Problem source

In this question take $g = 10 ms^{-2}.$
The point $A$ lies on a fixed rough plane inclined at $30^{\circ}$ to the horizontal and $\ell$ is the line of greatest slope through $A$. A particle $P$ is projected up $\ell$ from $A$ with initial  speed $6$ms$^{-1}$. A time $T$ seconds later, a particle $Q$ is projected from $A$ up $\ell$, also  with speed $6$ms$^{-1}$.  The coefficient of friction between 
each particle and the plane is $1/(5\sqrt{3})\,$ and the mass of each particle is $4$kg.
\begin{questionparts}
\item Given that $T<1+\sqrt{3/2}$, show 
that the particles collide at a time $(3-\sqrt6)T+1$ seconds after $P$ is projected.
\item In the case $T=1+\sqrt{2/3}\,$, 
determine the energy lost due to friction from the instant at which $P$ is projected to the time of the collision.
\end{questionparts}

Solution source

Since the particles are identical and are projected with the same speed, the only way they can reach the same point $x$ at the same time, is if $A$ has reached it's apex and started descending.

Considering $P$, we must have (setting the level of $A$ to be the $0$ G.P.E. level), suppose it travels a distance $x$ before becoming stationary:


\begin{align*}
\text{N2}(\nwarrow): && R - 4g \cos(30^\circ) &= 0 \\
\Rightarrow && R &= 20\sqrt{3} \\
\Rightarrow && \mu R &= \frac1{5 \sqrt{3}} (20 \sqrt{3}) \\
&&&= 4 \\
\end{align*}

Therefore in the two phases of the journey the particle is being accelerated down the slope by either $6$ or $4$.

$v^2 = u^2 + 2as \Rightarrow 0 = 36 - 12s \Rightarrow s = 3$. $v = u + at \Rightarrow t = 1$. Therefore after $1$ second $P$ reaches its highest point having travelled $3$ metres.
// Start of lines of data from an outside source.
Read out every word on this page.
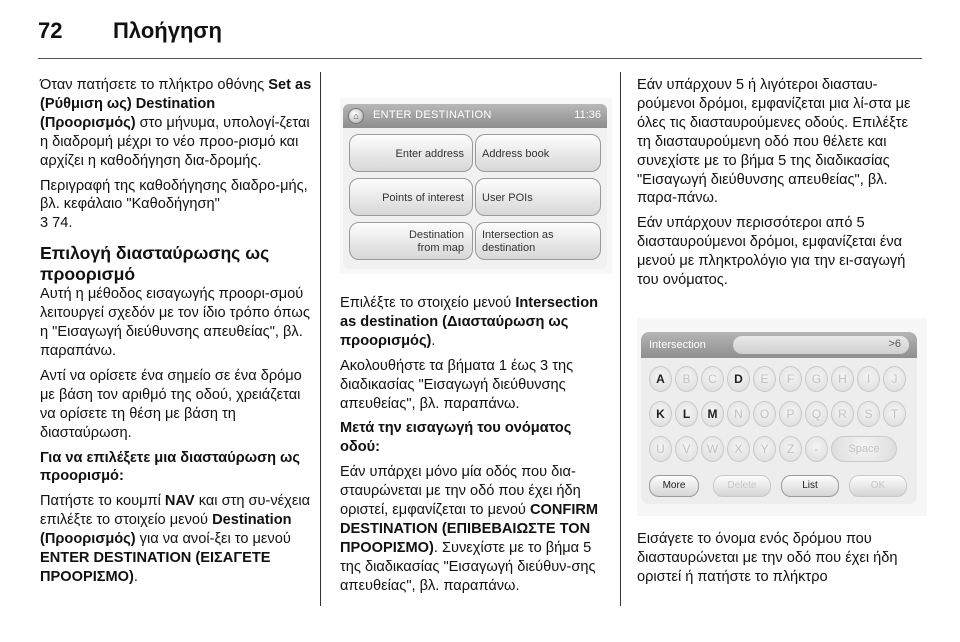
72 Πλοήγηση

Όταν πατήσετε το πλήκτρο οθόνης Set as (Ρύθμιση ως) Destination (Προορισμός) στο μήνυμα, υπολογί-ζεται η διαδρομή μέχρι το νέο προο-ρισμό και αρχίζει η καθοδήγηση δια-δρομής.

Περιγραφή της καθοδήγησης διαδρο-μής, βλ. κεφάλαιο "Καθοδήγηση"
3 74.

Επιλογή διασταύρωσης ως προορισμό

Αυτή η μέθοδος εισαγωγής προορι-σμού λειτουργεί σχεδόν με τον ίδιο τρόπο όπως η "Εισαγωγή διεύθυνσης απευθείας", βλ. παραπάνω.

Αντί να ορίσετε ένα σημείο σε ένα δρόμο με βάση τον αριθμό της οδού, χρειάζεται να ορίσετε τη θέση με βάση τη διασταύρωση.

Για να επιλέξετε μια διασταύρωση ως προορισμό:

Πατήστε το κουμπί NAV και στη συ-νέχεια επιλέξτε το στοιχείο μενού Destination (Προορισμός) για να ανοί-ξει το μενού ENTER DESTINATION (ΕΙΣΑΓΕΤΕ ΠΡΟΟΡΙΣΜΟ).

⌂	ENTER DESTINATION	11:36
Enter address Address book
Points of interest User POIs
Destination
from map
Intersection as
destination

Επιλέξτε το στοιχείο μενού Intersection as destination (Διασταύρωση ως προορισμός).

Ακολουθήστε τα βήματα 1 έως 3 της διαδικασίας "Εισαγωγή διεύθυνσης απευθείας", βλ. παραπάνω.

Μετά την εισαγωγή του ονόματος οδού:

Εάν υπάρχει μόνο μία οδός που δια-σταυρώνεται με την οδό που έχει ήδη οριστεί, εμφανίζεται το μενού CONFIRM DESTINATION (ΕΠΙΒΕΒΑΙΩΣΤΕ ΤΟΝ ΠΡΟΟΡΙΣΜΟ). Συνεχίστε με το βήμα 5 της διαδικασίας "Εισαγωγή διεύθυν-σης απευθείας", βλ. παραπάνω.

Εάν υπάρχουν 5 ή λιγότεροι διασταυ-ρούμενοι δρόμοι, εμφανίζεται μια λί-στα με όλες τις διασταυρούμενες οδούς. Επιλέξτε τη διασταυρούμενη οδό που θέλετε και συνεχίστε με το βήμα 5 της διαδικασίας "Εισαγωγή διεύθυνσης απευθείας", βλ. παρα-πάνω.

Εάν υπάρχουν περισσότεροι από 5 διασταυρούμενοι δρόμοι, εμφανίζεται ένα μενού με πληκτρολόγιο για την ει-σαγωγή του ονόματος.

Intersection	>6
A	B	C	D	E	F	G	H	I	J
K	L	M	N	O	P	Q	R	S	T
U	V	W	X	Y	Z	-	Space
More	Delete	List	OK

Εισάγετε το όνομα ενός δρόμου που διασταυρώνεται με την οδό που έχει ήδη οριστεί ή πατήστε το πλήκτρο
It will pass back to the start in $s = ut + \frac12 a t^2 \Rightarrow 3 = \frac12 4 t^2 \Rightarrow t = \sqrt{3/2}$ seconds, ie the constraint is that the particle hasn't already past $Q$ before the collision.

The collision will occur when $s = 6t - \frac12 6 t^2$ and $s =3 - \frac12 4 (t+T-1)^2$ coincide, ie:

\begin{align*}
&& 6t - 3t^2 &= 3 - 2(t+T-1)^2 \\
&& 0 &= 3 -2(T-1)^2 -(4(T-1)+6)t + t^2 \\
&& 0 &= 3 -2(T-1)^2 -(4T+2)t + t^2 \\
\Rightarrow && t &= \frac{4T+2 \pm \sqrt{(4T+2)^2 - 4(3-2(T-1)^2)}}{2} \\
&&&=  \frac{4T+2 \pm \sqrt{24T^2}}{2} \\
&&&= 2T + 1 \pm \sqrt{6} T \\
&&&= (2 \pm \sqrt{6})T + 1
\end{align*}

we must take the smaller root, ie $(2-\sqrt{6})T + 1$.

In the case the collision occurs exactly at the start, the particle $P$ has traveled $6$ meters, against a force of $4$ newtons of friction, ie work done is $24$ Joules.